Zur Geschichte von Feuerbestattung und Krematoriumsbau in Wien

Anmerkung der Redaktion:

Der folgende Text ist ein Auszug aus dem Aufsatz "Zur Geschichte von Feuerbestattung und Krematoriumsbau mit besonderem Hinblick auf Wien und Österreich", erschienen in: Urne wie Sarg? Zur Unterscheidung zwischen Erd- und Feuerbestattung. Hrsg.: Ewald Volgger/Florian Wegscheider, Regensburg 2018 (dort auch Literaturnachweise)

In Österreich führte die Feuerbestattung erst relativ spät, nämlich nach dem Ersten Weltkrieg, zu einem Krematoriumsbau. Dies hing mit dem Einfluss und der Macht der katholischen Kirche zusammen. Dennoch wurde über das Thema auch in Österreich bereits im späten 19. Jahrhundert diskutiert. Als in Dresden die Probeverbrennung eines toten Tieres durchgeführt wurde, nahmen daran auch der Wiener Stadtphysikus und ein Beamter des Wiener Bauamtes teil und berichteten positiv darüber. Dennoch wurde im März 1875 die Einführung der fakultativen Feuerbestattung vom Wiener Gemeinderat abgelehnt. Der Widerstand von Kirche und Obrigkeit verhinderten einen ins Spiel gebrachten Krematoriumsbau auf dem Zentralfriedhof. Immerhin konnte zu dieser Zeit in der Wiener Verkaufsfiliale von Siemens am Opernring das Modell eines Leicheneinäscherungsofens besichtigt werden.
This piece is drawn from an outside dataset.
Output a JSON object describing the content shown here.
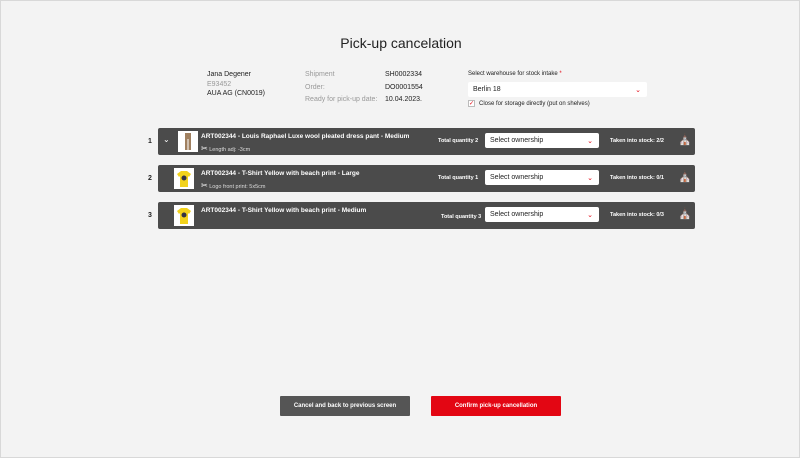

Etwa zur gleichen Zeit kam es in Wien zu Vereinsgründungen von Feuerbestattungsbefürwortern und es etablierte sich sehr rasch eine vorwiegend gegen die christliche Weltanschauung gerichtete Bewegung. Die Gegner der Erdbestattung wiesen vor allem auf den Verbrauch kostbaren städtischen Bodens, auf die Dogmen der öffentlichen Gesundheitslehre sowie auf die unnötigen Kosten der herkömmlichen Bestattungsform hin. Getragen wurde die österreichische Feuerbestattungsbewegung in erster Linie von der Arbeiterschaft. Im Jahr 1885 wurde in Wien von den "Freunden der Feuerbestattung" der Verein "Die Flamme" gegründet, der in den 1920er Jahren als reiner Arbeiter-Feuerbestattungsverein weitergeführt wurde.

Krematorium
Krematorium Wien. Foto: Norbert Fischer

Die christlichen Kirchen, vor allem aber die katholische, waren im späten 19. Jahrhundert zum Hauptgegner der Feuerbestattung geworden. Nicht zu Unrecht gingen sie davon aus, dass mit der Einäscherung eine mechanistisch-materialistische Vorstellung vom Körper verbunden war, derzufolge er als bloße Zusammensetzung einzelner Teile galt. Ihrem Standpunkt zu Folge widersprach die Feuerbestattung der Lehre von der leiblichen Auferstehung. Nicht zuletzt brach die Feuerbestattung aus kirchlicher Sicht schon deswegen mit der christlichen Tradition, weil diese nur das Erdgrab kannte und liturgisch auch voraussetzte. Während einzelne protestantische Landeskirchen ihre Haltung allmählich liberalisierten, erließ die katholische Kirche 1886 ein Verbot der Feuerbestattung, das bis zum Zweiten Vatikanischen Konzil bestehen blieb. Das Heilige Offizium untersagte die Teilnahme von Kirchendienern an einer Feuerbestattung ebenso wie das Spenden von Sterbesakramenten für eine Person, die eine Feuerbestattung wünschte oder auch nur Mitglied in einem Feuerbestattungsverein war.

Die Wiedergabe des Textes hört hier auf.